SAN DIEGO (KGTV) — The County Board of Supervisors voted unanimously to take action on the scathing audit of the San Diego County Jail on Tuesday.
Inside that audit, released in February, the Auditor of the State of California found that the department failed to adequately prevent and respond to in-custody deaths. From 2006 through 2020, a total of 185 people died in San Diego County jails.
The board called on state lawmakers to pass legislation to implement the Auditor's recommendations of reforms inside county jails and committed to work with the Citizens’ Law Enforcement Review Board to implement oversight recommendations.
The audit also detailed a lack of medical checks and significant deficiencies in policies and procedures. That is leading to change in the San Diego County Sheriff’s Department.
“Certainly the state audit is, you know, was very direct, very honest," said Acting Sheriff Kelly Martinez.
Acting Sheriff Martinez said she’s embracing the recommended changes.
“A lot of it makes sense our jails should be as safe as possible. We should have the best health care possible for the individuals who are in our custody. And that's my intention,” she said.
She said some of the recommendations include:
- Better security checks by deputies
- Making sure inmates are healthy, proof of life checks
- Medical and mental health assessment inmates during the time of intake
She said some of the changes already in the works include implementing a pilot program for body-worn cameras on deputies in jails and conducting better security checks.

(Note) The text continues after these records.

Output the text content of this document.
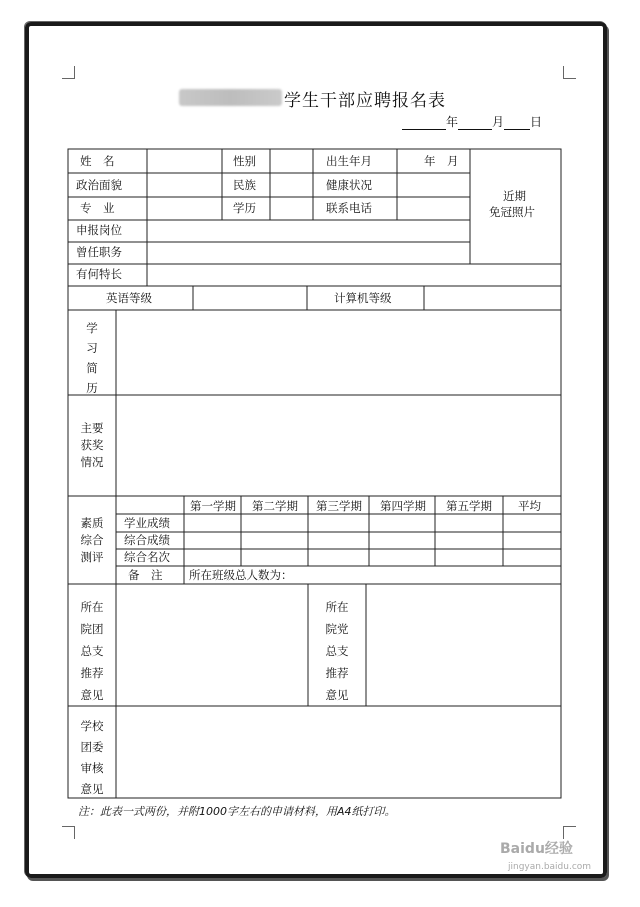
学生干部应聘报名表
年	月 日
姓　名	性别	出生年月	年　月
政治面貌	民族	健康状况
专　业	学历	联系电话
申报岗位
曾任职务
有何特长
近期
免冠照片
英语等级	计算机等级
学
习
简
历
主要
获奖
情况
素质
综合
测评
第一学期 第二学期 第三学期 第四学期 第五学期 平均
学业成绩
综合成绩
综合名次
备　注 所在班级总人数为：
所在
院团
总支
推荐
意见
所在
院党
总支
推荐
意见
学校
团委
审核
意见
注：此表一式两份，并附1000字左右的申请材料，用A4纸打印。
Baidu经验
jingyan.baidu.com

“One of the biggest changes that we really need is more staff. The Board of Supervisors was very generous last budget cycle, providing us with more healthcare positions, mental health and medical positions,” she said.
She said once all positions are filled they will be able to implement more full medical evaluations.
The Acting Sheriff said while implementing these changes, communication will be vital.
“Communication is often where we have a failure point. So, we're working harder on communication—the ability to communicate not only with the deputies but also with the healthcare staff better. [We are working on] more uniform policies that everyone understands and training [so] all of our individuals that everyone universally understands all of those policies,” she said.